Inside Out delivers a clear message: always wanting to be happy limits us. The topic of this last movie by Pixar might apparently be geared to adults rather than children but talking about empathy and emotional intelligence doesn’t have a target public.
The story is about a joyful girl. She is happy partly because she likes her own life (friends, sports, her own family) and partly because her parents, who love her dearly, are always expecting her to smile.
Just like with everyone, there are many more emotions residing inside her, however not all of them are deserved the same space. Sadness, above all, is relegated to the role of the party pooper, treated benevolently, but, in actual facts, neglected and misunderstood. At a certain point, however, something changes in this girl’s life: some events scare and disorient her. A relocation, her father’s problems at work, her old friends who are far away while new ones look “impossible” to be made.

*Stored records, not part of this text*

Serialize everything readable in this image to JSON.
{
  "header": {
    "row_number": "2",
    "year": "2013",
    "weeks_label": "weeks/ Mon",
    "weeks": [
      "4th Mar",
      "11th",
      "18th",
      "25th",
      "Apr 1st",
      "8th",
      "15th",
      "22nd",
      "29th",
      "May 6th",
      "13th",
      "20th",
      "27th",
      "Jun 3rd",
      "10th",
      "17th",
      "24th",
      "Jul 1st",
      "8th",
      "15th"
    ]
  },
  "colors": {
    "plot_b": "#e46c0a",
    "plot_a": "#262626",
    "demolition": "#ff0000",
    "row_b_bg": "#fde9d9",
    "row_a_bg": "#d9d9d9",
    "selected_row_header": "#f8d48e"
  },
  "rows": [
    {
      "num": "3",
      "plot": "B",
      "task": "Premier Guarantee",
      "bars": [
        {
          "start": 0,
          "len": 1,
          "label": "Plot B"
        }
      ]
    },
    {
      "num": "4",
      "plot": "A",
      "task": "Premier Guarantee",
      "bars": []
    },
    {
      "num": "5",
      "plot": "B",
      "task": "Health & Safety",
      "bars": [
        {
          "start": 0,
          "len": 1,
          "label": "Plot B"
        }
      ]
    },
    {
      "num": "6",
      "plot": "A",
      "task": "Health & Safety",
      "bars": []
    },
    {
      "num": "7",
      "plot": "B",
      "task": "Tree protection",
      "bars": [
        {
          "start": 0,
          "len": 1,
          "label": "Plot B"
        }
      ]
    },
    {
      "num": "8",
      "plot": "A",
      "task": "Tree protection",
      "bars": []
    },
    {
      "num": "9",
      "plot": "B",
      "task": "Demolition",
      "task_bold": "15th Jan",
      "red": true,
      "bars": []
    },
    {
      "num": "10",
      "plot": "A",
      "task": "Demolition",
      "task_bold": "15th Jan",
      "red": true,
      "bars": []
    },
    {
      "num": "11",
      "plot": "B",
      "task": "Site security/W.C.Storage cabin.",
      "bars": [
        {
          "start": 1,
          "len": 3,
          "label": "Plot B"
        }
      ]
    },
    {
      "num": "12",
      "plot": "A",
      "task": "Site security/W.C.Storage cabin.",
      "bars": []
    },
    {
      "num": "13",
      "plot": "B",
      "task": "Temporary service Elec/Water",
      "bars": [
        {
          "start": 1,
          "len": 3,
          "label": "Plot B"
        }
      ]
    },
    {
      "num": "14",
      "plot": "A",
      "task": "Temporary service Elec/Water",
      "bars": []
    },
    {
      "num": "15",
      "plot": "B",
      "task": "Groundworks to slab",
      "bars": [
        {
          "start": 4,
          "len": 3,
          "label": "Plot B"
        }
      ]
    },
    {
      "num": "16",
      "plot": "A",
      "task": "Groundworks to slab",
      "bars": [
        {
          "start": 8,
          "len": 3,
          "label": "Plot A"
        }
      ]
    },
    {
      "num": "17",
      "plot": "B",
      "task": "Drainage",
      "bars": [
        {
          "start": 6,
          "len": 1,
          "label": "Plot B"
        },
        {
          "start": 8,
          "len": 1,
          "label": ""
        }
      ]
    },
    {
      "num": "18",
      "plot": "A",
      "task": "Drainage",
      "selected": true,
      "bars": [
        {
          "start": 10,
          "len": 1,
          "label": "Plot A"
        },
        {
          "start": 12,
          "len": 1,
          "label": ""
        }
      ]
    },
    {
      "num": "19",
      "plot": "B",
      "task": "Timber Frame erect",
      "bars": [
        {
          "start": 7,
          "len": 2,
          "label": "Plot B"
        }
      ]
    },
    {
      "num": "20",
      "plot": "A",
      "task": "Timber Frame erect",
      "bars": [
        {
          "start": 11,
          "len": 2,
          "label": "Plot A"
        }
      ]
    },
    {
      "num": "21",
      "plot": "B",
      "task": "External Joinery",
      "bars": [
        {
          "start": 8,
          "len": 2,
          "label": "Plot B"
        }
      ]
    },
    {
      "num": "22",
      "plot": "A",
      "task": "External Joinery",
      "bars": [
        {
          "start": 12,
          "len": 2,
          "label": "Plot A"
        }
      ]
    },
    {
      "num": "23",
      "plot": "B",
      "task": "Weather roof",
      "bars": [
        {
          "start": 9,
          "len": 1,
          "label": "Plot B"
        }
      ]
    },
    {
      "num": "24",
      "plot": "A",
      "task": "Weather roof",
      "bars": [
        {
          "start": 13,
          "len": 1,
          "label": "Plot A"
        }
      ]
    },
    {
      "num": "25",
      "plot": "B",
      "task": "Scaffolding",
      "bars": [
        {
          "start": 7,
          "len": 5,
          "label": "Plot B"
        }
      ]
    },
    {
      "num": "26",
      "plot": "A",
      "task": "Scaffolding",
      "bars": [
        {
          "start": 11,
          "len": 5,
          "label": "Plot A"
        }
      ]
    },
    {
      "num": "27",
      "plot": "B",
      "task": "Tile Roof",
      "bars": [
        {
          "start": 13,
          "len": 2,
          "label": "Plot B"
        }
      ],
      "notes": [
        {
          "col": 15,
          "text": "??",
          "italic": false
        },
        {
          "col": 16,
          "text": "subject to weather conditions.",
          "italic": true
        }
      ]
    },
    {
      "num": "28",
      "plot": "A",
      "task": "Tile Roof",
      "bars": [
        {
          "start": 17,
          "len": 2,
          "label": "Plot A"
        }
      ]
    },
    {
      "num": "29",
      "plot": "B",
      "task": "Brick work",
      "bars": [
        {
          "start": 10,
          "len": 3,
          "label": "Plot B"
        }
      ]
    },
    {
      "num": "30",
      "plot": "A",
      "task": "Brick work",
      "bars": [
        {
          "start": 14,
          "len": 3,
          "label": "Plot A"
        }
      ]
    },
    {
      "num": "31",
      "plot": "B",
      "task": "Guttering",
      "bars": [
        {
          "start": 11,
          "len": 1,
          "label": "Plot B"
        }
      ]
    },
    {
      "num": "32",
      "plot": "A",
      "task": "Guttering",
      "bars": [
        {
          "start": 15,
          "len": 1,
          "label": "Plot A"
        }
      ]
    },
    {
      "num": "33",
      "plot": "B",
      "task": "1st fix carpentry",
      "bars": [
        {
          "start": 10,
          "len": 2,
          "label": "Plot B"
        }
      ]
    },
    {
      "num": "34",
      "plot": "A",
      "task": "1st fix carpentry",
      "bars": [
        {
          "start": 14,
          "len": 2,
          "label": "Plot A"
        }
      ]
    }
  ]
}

The girls begins her painful and risky growing path. The movie shows her inner world; emotions are represented as characters who talk and make decisions. However, whatever the emotions try to do inside her only creates further problems: simply because happiness, anger, disgust and fear are not equipped wth the right instruments to face the situation.
They work hard but all they do is mess things up. The little girl runs away from home, she does’t recognize herself in the mirror anymore, her certainties are shattered. Sadness is shy and clumsy, she is not used to take the floor, to “lead”. Everything she does is seen as a mistake. The story changes only when this emotion allows herself to exist.
The girl discovers the value of a teardrop, the desire of being reassured, the possibility of understanding the suffering of others and of asking for help. She misses her parents and shows them her frailty, allowing them to get closer to her and to love her in a new way.
In a sad moment, we can be with our sadness. Growing fond of one emotion only (even when it is as “wonderful” as happiness) limits our possibility of expression, understanding and evolution.
As parents, it is not easy to accept our child(ren)’s sadness, I know it very well. Likewise, as colleagues or managers we would like to be surrounded only by happy people. However, learning to embrace what is there and not just what we want is the only way of getting through the difficult times. Listening openly to our and others’ emotions and giving them dignity is the skill that lays at the basis of our empathy, one we can (and should) all be training.
I wrote this post in honor of Antonio, someone I met moths ago during a workshop. He gave me his tie just because I liked it. Now Antonio is no longer with us and I would like to thank him for what he has – and still is – giving me. His smile, his generosity and openness were like open doors that allowed me to know and appreciate him.
Sadness is, inside me, a way to cherish his memory, see it evolve and get free of pain little by little, to the point that it is just bright and golden. I still have that tie and I think I am going to wear it tomorrow.